Promtail 401 errors when Loki ingress is configured for basic auth

Grafana Loki
1

I am trying to configure basic authentication for Loki, and am running into an issue with the Promtail side.
I am using the Helm charts to deploy Loki on a K8s cluster.
Authentication is configured on the Loki ingress like this:

loki:
  auth_enabled: false
  serviceAccountName: loki 
.
.
.
ingress:
  enabled: true
  ingressClassName: "nginx-default"
  hosts:
    - loki.hostname.com
  annotations: {
    nginx.ingress.kubernetes.io/auth-type: basic,
    nginx.ingress.kubernetes.io/auth-secret: loki-basic-auth,
    nginx.ingress.kubernetes.io/auth-realm: 'Authentication Required'
  }

Promtail is configured with the username and password in plain text (ideally this should be pulled from a K8s secret):

config:
  enabled: true
  logLevel: info
  serverPort: 3100
  clients:
    - url: http://loki.hostname.com/loki/api/v1/push
      basic_auth:
        username: loki-user
        password: loki-password

Promtail fails to send logs with the following error:

level=error ts=2023-11-20T13:09:02.857907174Z caller=client.go:430 component=client host=loki.hostname.com msg="final error sending batch" status=401 tenant= error="server returned HTTP status 401 Unauthorized (401): <html>"

Having the same username and password configured for the logcli user works just fine, so I have excluded possible password mismatch issues as the cause.

Any suggestions on how to fix this would be appreciated.

2

I’d double check your endpoint.
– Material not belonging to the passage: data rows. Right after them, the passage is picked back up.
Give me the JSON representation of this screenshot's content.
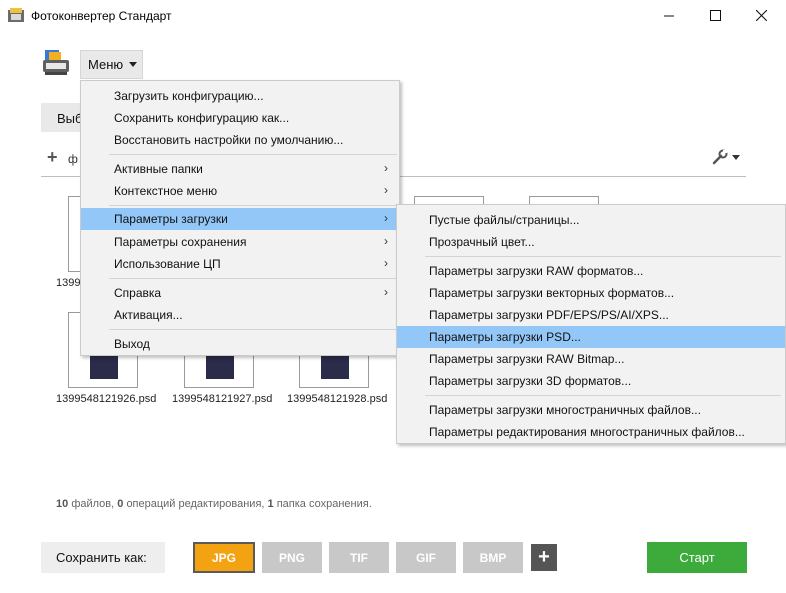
{
  "window": {
    "title": "Фотоконвертер Стандарт",
    "minimize_icon": "minimize-icon",
    "maximize_icon": "maximize-icon",
    "close_icon": "close-icon"
  },
  "toolbar": {
    "menu_label": "Меню",
    "select_label": "Выб",
    "add_label": "ф",
    "wrench_icon": "wrench-icon"
  },
  "main_menu": {
    "items": [
      {
        "label": "Загрузить конфигурацию...",
        "submenu": false
      },
      {
        "label": "Сохранить конфигурацию как...",
        "submenu": false
      },
      {
        "label": "Восстановить настройки по умолчанию...",
        "submenu": false
      },
      {
        "label": "Активные папки",
        "submenu": true
      },
      {
        "label": "Контекстное меню",
        "submenu": true
      },
      {
        "label": "Параметры загрузки",
        "submenu": true,
        "highlighted": true
      },
      {
        "label": "Параметры сохранения",
        "submenu": true
      },
      {
        "label": "Использование ЦП",
        "submenu": true
      },
      {
        "label": "Справка",
        "submenu": true
      },
      {
        "label": "Активация...",
        "submenu": false
      },
      {
        "label": "Выход",
        "submenu": false
      }
    ]
  },
  "load_submenu": {
    "items": [
      {
        "label": "Пустые файлы/страницы..."
      },
      {
        "label": "Прозрачный цвет..."
      },
      {
        "label": "Параметры загрузки RAW форматов..."
      },
      {
        "label": "Параметры загрузки векторных форматов..."
      },
      {
        "label": "Параметры загрузки PDF/EPS/PS/AI/XPS..."
      },
      {
        "label": "Параметры загрузки PSD...",
        "highlighted": true
      },
      {
        "label": "Параметры загрузки RAW Bitmap..."
      },
      {
        "label": "Параметры загрузки 3D форматов..."
      },
      {
        "label": "Параметры загрузки многостраничных файлов..."
      },
      {
        "label": "Параметры редактирования многостраничных файлов..."
      }
    ]
  },
  "files": {
    "row1_partial_label": "1399",
    "row2": [
      {
        "name": "1399548121926.psd"
      },
      {
        "name": "1399548121927.psd"
      },
      {
        "name": "1399548121928.psd"
      }
    ]
  },
  "status": {
    "files_count": "10",
    "files_text": "файлов,",
    "ops_count": "0",
    "ops_text": "операций редактирования,",
    "folders_count": "1",
    "folders_text": "папка сохранения."
  },
  "bottom": {
    "save_as_label": "Сохранить как:",
    "formats": [
      "JPG",
      "PNG",
      "TIF",
      "GIF",
      "BMP"
    ],
    "active_format": "JPG",
    "add_format_label": "+",
    "start_label": "Старт"
  },
  "colors": {
    "menu_highlight": "#93c7f7",
    "active_format": "#f3a212",
    "start_button": "#3cab3c"
  }
}
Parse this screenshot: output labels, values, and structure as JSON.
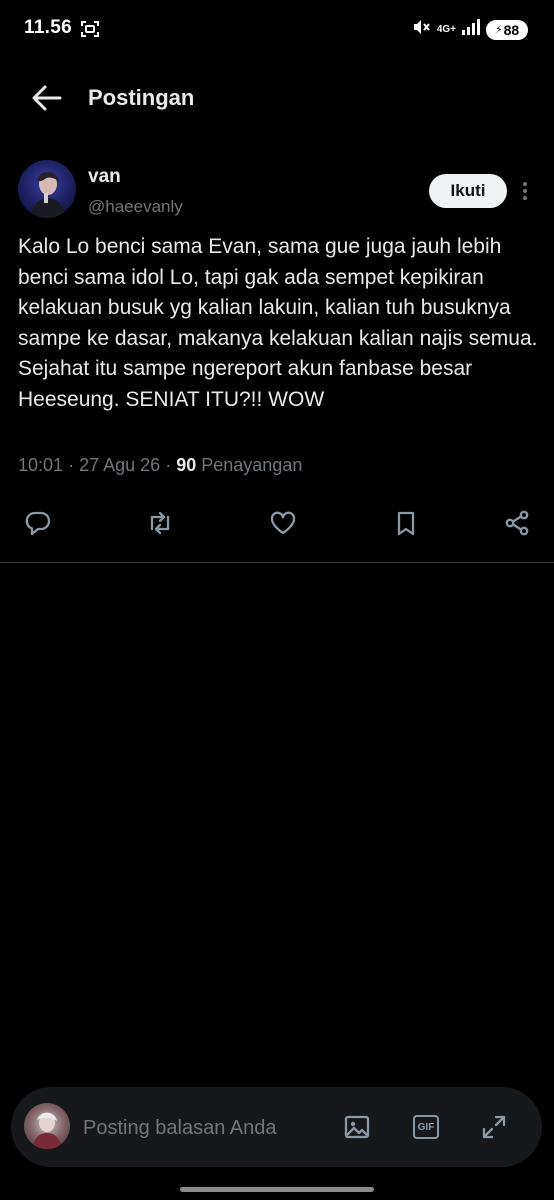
{
  "status_bar": {
    "time": "11.56",
    "network": "4G+",
    "battery": "88"
  },
  "header": {
    "title": "Postingan"
  },
  "post": {
    "author_name": "van",
    "author_handle": "@haeevanly",
    "follow_label": "Ikuti",
    "text": "Kalo Lo benci sama Evan, sama gue juga jauh lebih benci sama idol Lo, tapi gak ada sempet kepikiran kelakuan busuk yg kalian lakuin, kalian tuh busuknya sampe ke dasar, makanya kelakuan kalian najis semua. Sejahat itu sampe ngereport akun fanbase besar Heeseung. SENIAT ITU?!! WOW",
    "time": "10:01",
    "separator": "·",
    "date": "27 Agu 26",
    "views_count": "90",
    "views_label": "Penayangan"
  },
  "actions": [
    "reply-icon",
    "repost-icon",
    "like-icon",
    "bookmark-icon",
    "share-icon"
  ],
  "reply": {
    "placeholder": "Posting balasan Anda",
    "gif_label": "GIF"
  },
  "colors": {
    "background": "#000000",
    "text": "#e7e9ea",
    "secondary": "#71767b",
    "follow_bg": "#eff3f4",
    "reply_bar": "#16181c"
  }
}
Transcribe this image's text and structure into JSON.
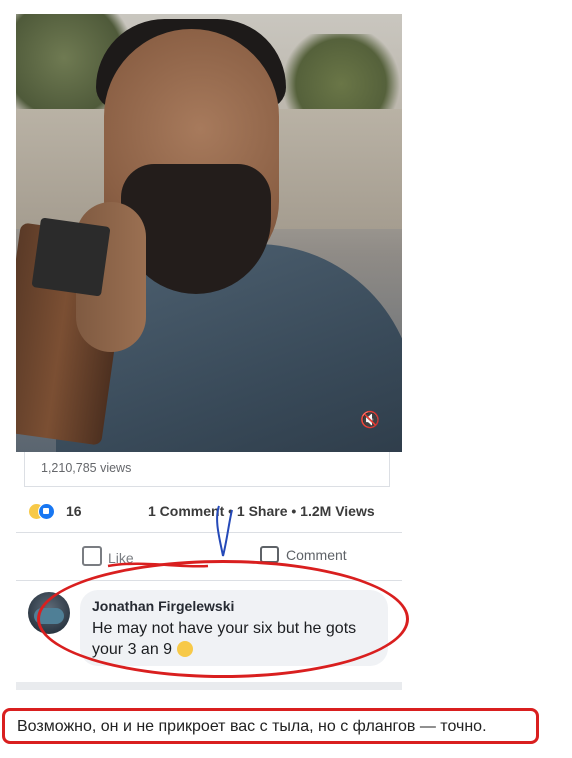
{
  "video": {
    "views_text": "1,210,785 views",
    "mute_icon": "speaker-muted-icon"
  },
  "stats": {
    "reaction_count": "16",
    "share_summary": "1 Comment • 1 Share • 1.2M Views",
    "reaction_icons": [
      "haha-icon",
      "like-icon"
    ]
  },
  "actions": {
    "like_label": "Like",
    "comment_label": "Comment"
  },
  "comment": {
    "author": "Jonathan Firgelewski",
    "text": "He may not have your six but he gots your 3 an 9",
    "emoji": "grinning-sweat-emoji"
  },
  "caption": {
    "text": "Возможно, он и не прикроет вас с тыла, но с флангов — точно."
  },
  "colors": {
    "annotation_red": "#d91f1f",
    "annotation_blue": "#2549b8",
    "facebook_blue": "#1877f2"
  }
}
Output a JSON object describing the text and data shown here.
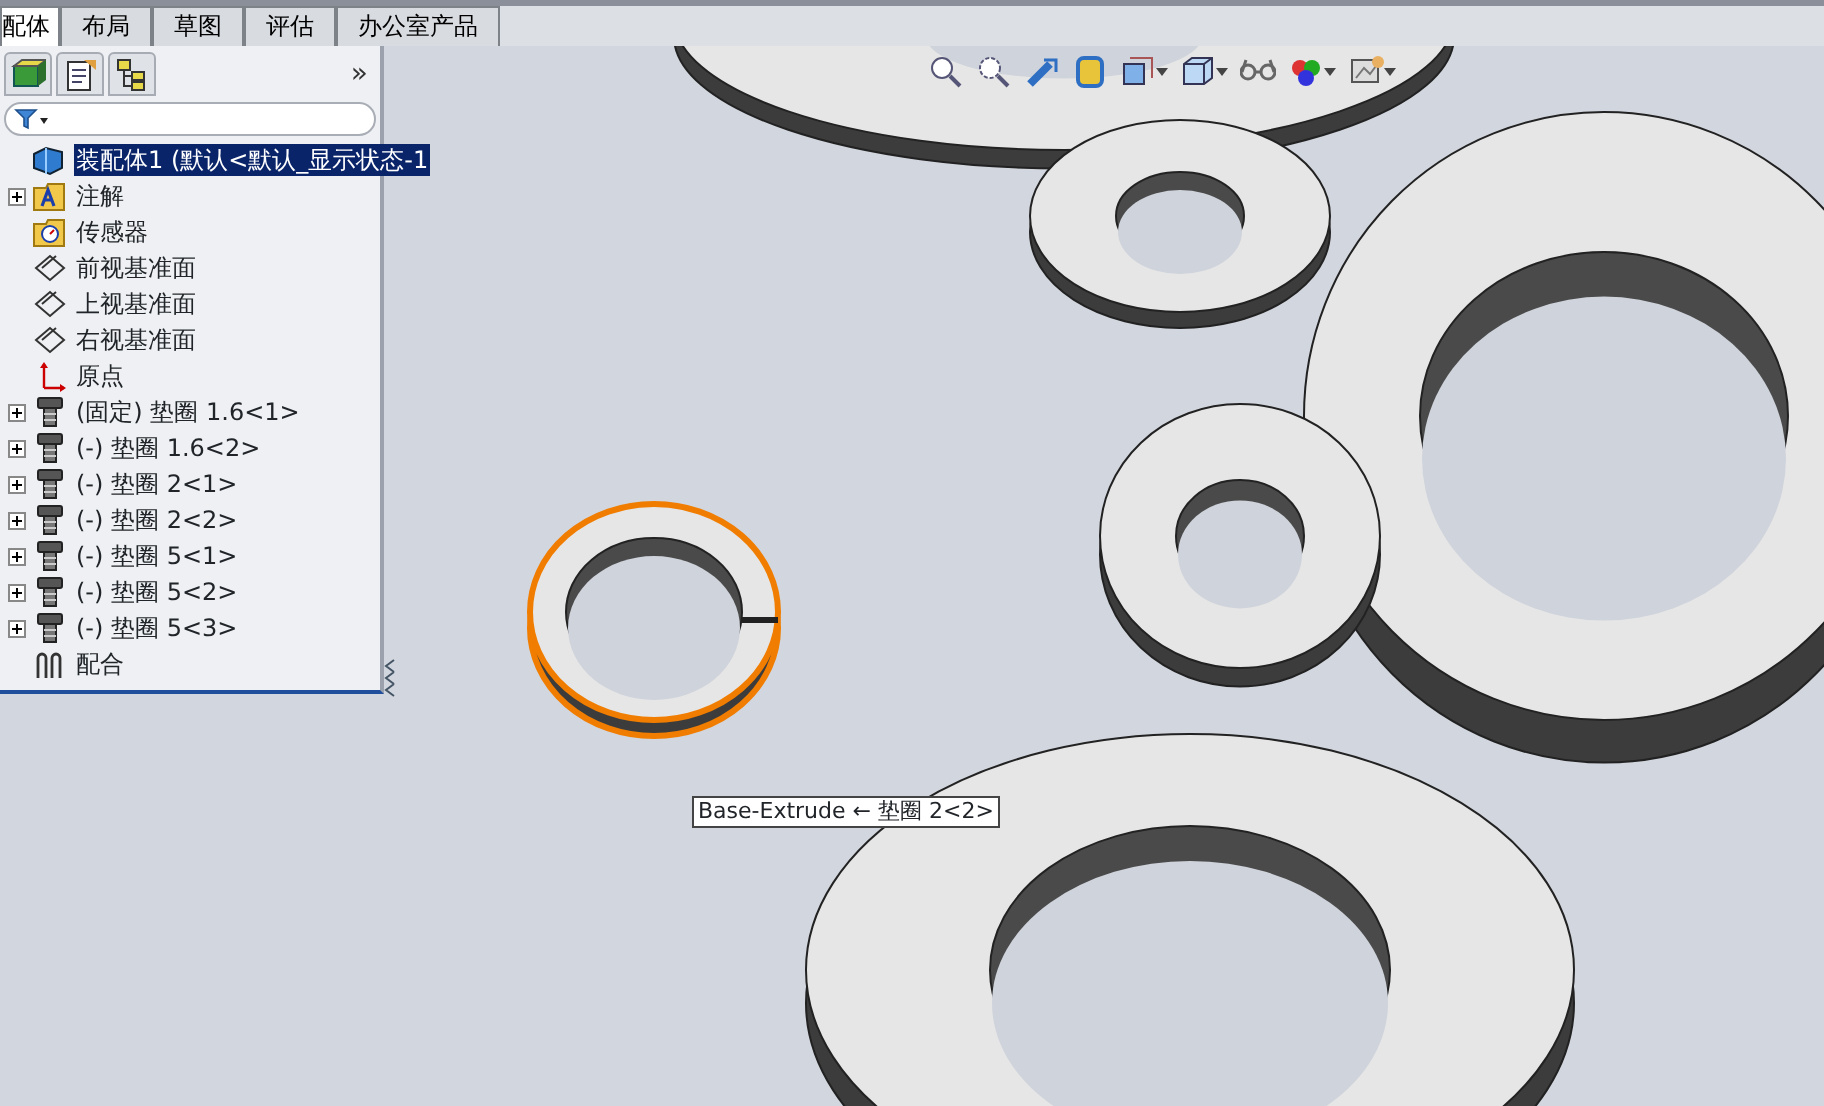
{
  "tabs": [
    {
      "label": "配体",
      "selected": true
    },
    {
      "label": "布局",
      "selected": false
    },
    {
      "label": "草图",
      "selected": false
    },
    {
      "label": "评估",
      "selected": false
    },
    {
      "label": "办公室产品",
      "selected": false
    }
  ],
  "panel": {
    "more": "»",
    "tree": [
      {
        "label": "装配体1 (默认<默认_显示状态-1",
        "kind": "assembly",
        "expander": false,
        "selected": true
      },
      {
        "label": "注解",
        "kind": "annotation",
        "expander": true,
        "selected": false
      },
      {
        "label": "传感器",
        "kind": "sensor",
        "expander": false,
        "selected": false
      },
      {
        "label": "前视基准面",
        "kind": "plane",
        "expander": false,
        "selected": false
      },
      {
        "label": "上视基准面",
        "kind": "plane",
        "expander": false,
        "selected": false
      },
      {
        "label": "右视基准面",
        "kind": "plane",
        "expander": false,
        "selected": false
      },
      {
        "label": "原点",
        "kind": "origin",
        "expander": false,
        "selected": false
      },
      {
        "label": "(固定) 垫圈 1.6<1>",
        "kind": "part",
        "expander": true,
        "selected": false
      },
      {
        "label": "(-) 垫圈 1.6<2>",
        "kind": "part",
        "expander": true,
        "selected": false
      },
      {
        "label": "(-) 垫圈 2<1>",
        "kind": "part",
        "expander": true,
        "selected": false
      },
      {
        "label": "(-) 垫圈 2<2>",
        "kind": "part",
        "expander": true,
        "selected": false
      },
      {
        "label": "(-) 垫圈 5<1>",
        "kind": "part",
        "expander": true,
        "selected": false
      },
      {
        "label": "(-) 垫圈 5<2>",
        "kind": "part",
        "expander": true,
        "selected": false
      },
      {
        "label": "(-) 垫圈 5<3>",
        "kind": "part",
        "expander": true,
        "selected": false
      },
      {
        "label": "配合",
        "kind": "mates",
        "expander": false,
        "selected": false
      }
    ]
  },
  "viewport": {
    "washers": [
      {
        "selected": false
      },
      {
        "selected": false
      },
      {
        "selected": false
      },
      {
        "selected": false
      },
      {
        "selected": true
      },
      {
        "selected": false
      }
    ],
    "tooltip": "Base-Extrude ← 垫圈 2<2>"
  }
}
Looks like your auth is happening on an Nginx proxy, but your promtail is still configured to use port 3100, which most likely is incorrect (unless you purposely configured Nginx to take 3100 as well).

3

Thank you for your reply. As far as I understand the serverPort config in the Promtail values file is there to specify on which port Promtail would listen to receive logs as a server.
The same configuration works just fine when authentication is not enabled on the ingress.

4

I see. In that case I’d test the authentication with a curl command using Loki API. That should tell you whether it’s a problem with promtail or with how authentication is configured on nginx.